Hey, Brad, you got a second? We, the fans of Philadelphia, just wanted to say thanks.
Thanks, Brad, for the magical perfect ride last season. That run of 48 straight saves in a Phillies uniform last year, from April through the World Series was amazing, thanks. Don’t let the bullpen door hit you on the way out.
It’s over. Brett Myers is coming back.
No, it’s cool, we know you’re a great guy and everything. It’s just that, well, you know, you really have been a terrible pitcher this year.
We can live with the major league leading seven blown saves. The law of averages says that’s probably about right with the perfect season last year. It really isn’t about the ERA either, really, although an ERA above seven is ridiculous.
No, it is the way you are blowing saves that concerns us, to the point where we need to end this now.
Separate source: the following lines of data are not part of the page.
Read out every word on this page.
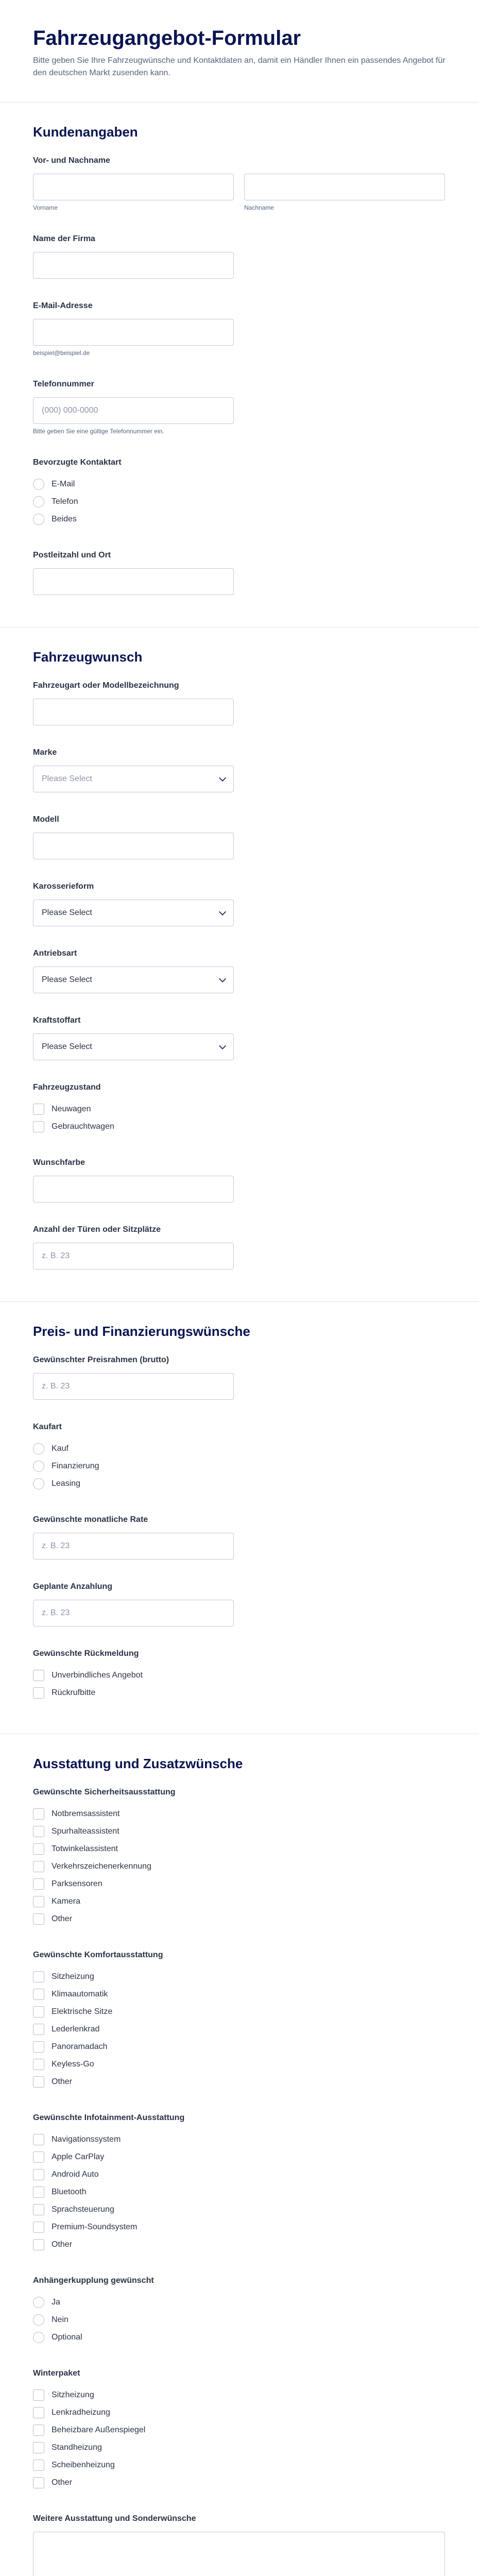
Fahrzeugangebot-Formular
Bitte geben Sie Ihre Fahrzeugwünsche und Kontaktdaten an, damit ein Händler Ihnen ein passendes Angebot für den deutschen Markt zusenden kann.
Kundenangaben
Vor- und Nachname
Vorname	Nachname
Name der Firma
E-Mail-Adresse
beispiel@beispiel.de
Telefonnummer
(000) 000-0000
Bitte geben Sie eine gültige Telefonnummer ein.
Bevorzugte Kontaktart
E-Mail
Telefon
Beides
Postleitzahl und Ort
Fahrzeugwunsch
Fahrzeugart oder Modellbezeichnung
Marke
Please Select
Modell
Karosserieform
Please Select
Antriebsart
Please Select
Kraftstoffart
Please Select
Fahrzeugzustand
Neuwagen
Gebrauchtwagen
Wunschfarbe
Anzahl der Türen oder Sitzplätze
z. B. 23
Preis- und Finanzierungswünsche
Gewünschter Preisrahmen (brutto)
z. B. 23
Kaufart
Kauf
Finanzierung
Leasing
Gewünschte monatliche Rate
z. B. 23
Geplante Anzahlung
z. B. 23
Gewünschte Rückmeldung
Unverbindliches Angebot
Rückrufbitte
Ausstattung und Zusatzwünsche
Gewünschte Sicherheitsausstattung
Notbremsassistent
Spurhalteassistent
Totwinkelassistent
Verkehrszeichenerkennung
Parksensoren
Kamera
Other
Gewünschte Komfortausstattung
Sitzheizung
Klimaautomatik
Elektrische Sitze
Lederlenkrad
Panoramadach
Keyless-Go
Other
Gewünschte Infotainment-Ausstattung
Navigationssystem
Apple CarPlay
Android Auto
Bluetooth
Sprachsteuerung
Premium-Soundsystem
Other
Anhängerkupplung gewünscht
Ja
Nein
Optional
Winterpaket
Sitzheizung
Lenkradheizung
Beheizbare Außenspiegel
Standheizung
Scheibenheizung
Other
Weitere Ausstattung und Sonderwünsche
Your success is dependent on people chasing that nasty slider, because you can’t throw it for a strike. (Well, you can, but when you do, it gets hit hard.) People are on to this. They know that they can just wait out the sliders until you have to throw a fastball for a strike to hit, or a slider for a strike to hit, or continuous sliders off the plate or in the dirt until you walk them.
Let’s take Tuesday night in Chicago. You walked Kosuke Fukudome, who was then sacrificed to second. Behind in the count to Milton Bradley, you threw your slider over the plate, which, predictably, got smacked into center for a game-tying RBI single.
After the game, you wanted to focus on the walk. Regarding the pitches to Fukudome you said, “I guess I could have made them a little closer so they could be called strikes.”
Yes, Brad, you could have thrown them over the plate instead of trying to nibble. A pitcher working a perfect closing season gets those calls. A guy with six blown saves and an ERA north of a touchdown does not.
Look, you don’t have to explain. It’s not that we don’t love you, we do. You’re a great guy. It’s not you, it’s us. We just need more consistency, like Phillies’ pitching coach Rich Dubee says. You aren’t giving us what we need.
Look, Brad, don’t make this harder than it already is. It was fun, right? You can keep the ring. No, we insist. You can—wait, that’s our cell phone, hold on, we need to take this—hello? Hey, Brett, how’s it going?
You threw two simulated innings yesterday? No pain? You think you might be pitching in a rehab start within a week? Great! Hold on, what? Yes, he’s still here. We’re telling him now, hold on a second.
Look, Brad, we gotta go. Actually, you gotta go. Thanks again for last year. No, now. Goodbye, Brad.